Despite the bank’s repeated rate hikes, consumer prices rose steadily in the first half of this year, translating into an annual inflation rate of 10.3 percent in June. It eased to 9.3 percent in July thanks to a seasonal drop in the cost of fruits and vegetables, according to Armenian government data.
The Central Bank statement said that robust economic growth in the country is adding to external inflationary pressures on the Armenian economy.

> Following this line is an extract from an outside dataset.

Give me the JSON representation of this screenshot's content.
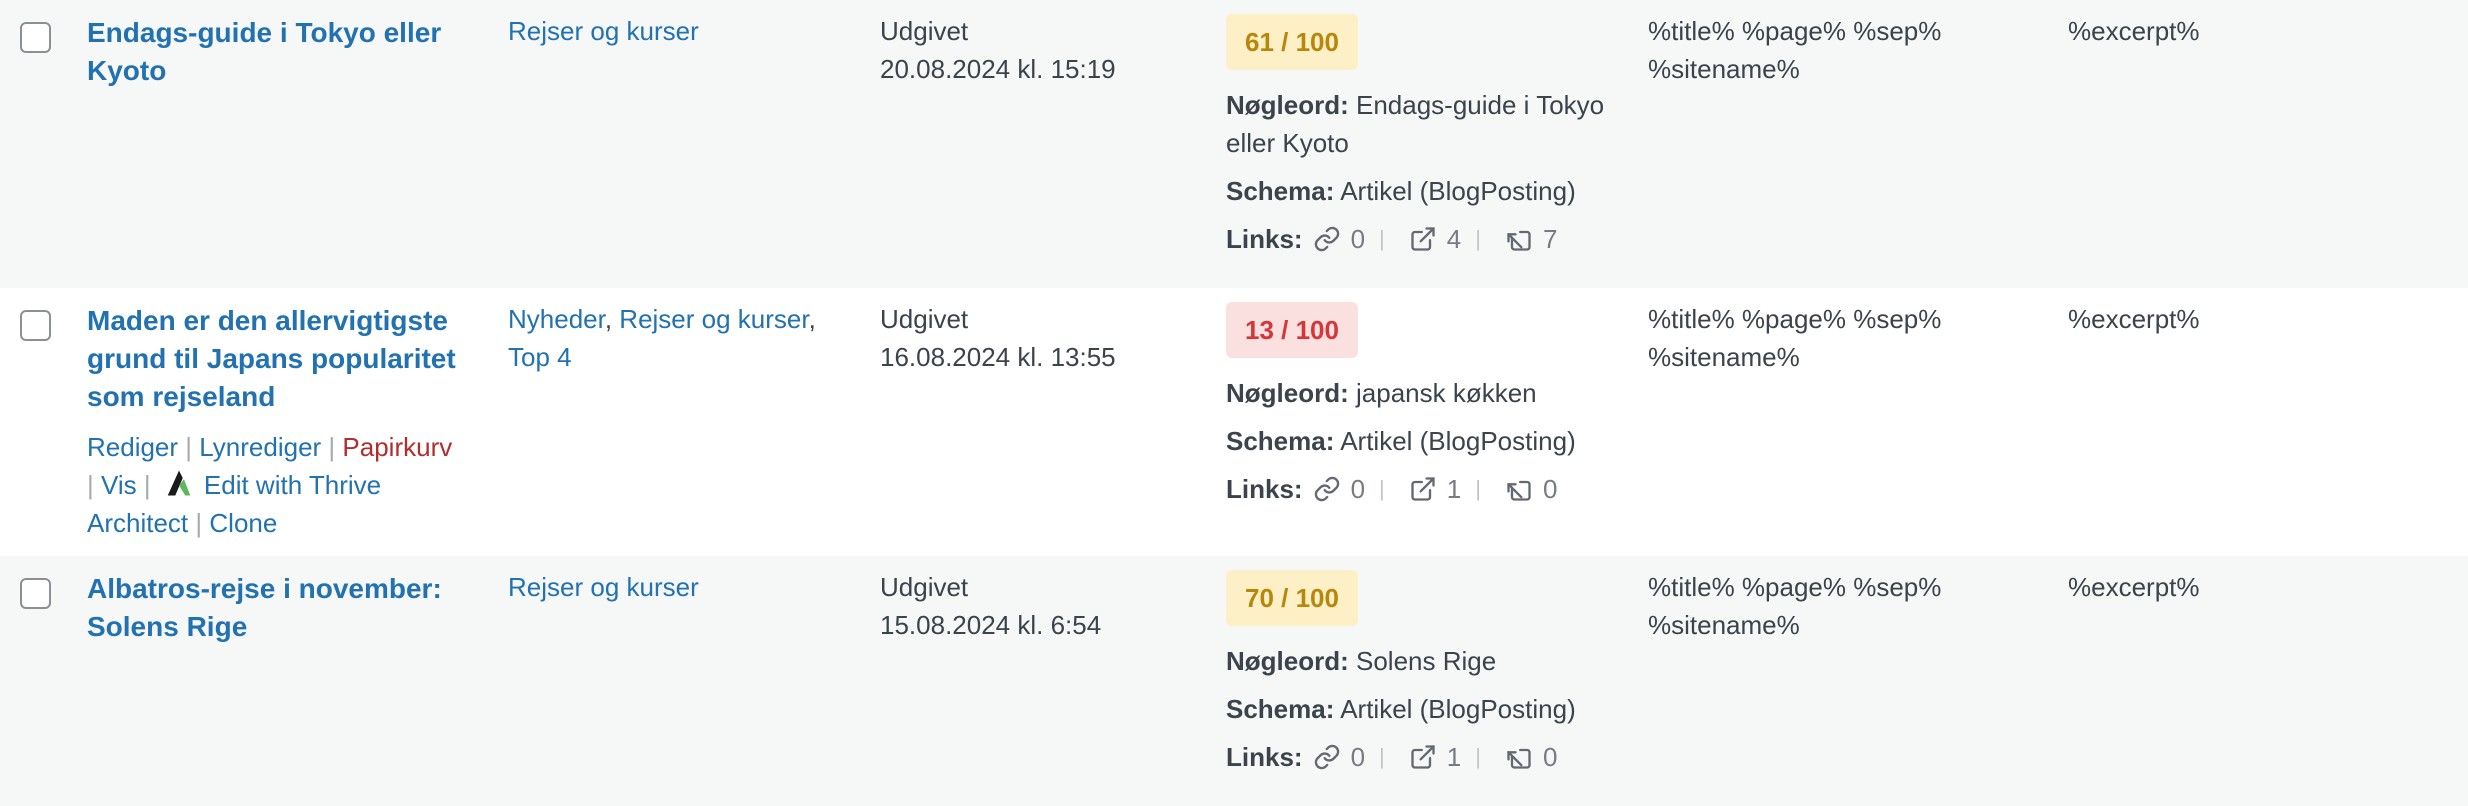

The economy, it said, has in turned been boosted by an increased number of “visitors” as well as a surge in cash remittances from Russia, which followed the outbreak of the war in Ukraine.
The Armenian dram has strengthened against the U.S. dollar by almost 22 percent since the end of February, prompting growing concerns from Armenia’s export-oriented manufacturers. Economy Minister Vahan Kerobian publicly echoed those concerns in July.
The Central Bank governor, Martin Galstian, made clear in June that the bank will not cut interest rates or intervene in the domestic currency market to slash the dram’s value. The Armenian currency has strengthened further since then.
The bank insisted on Tuesday that the stronger dram will also help to “gradually” rein in inflation in addition to the higher cost of borrowing.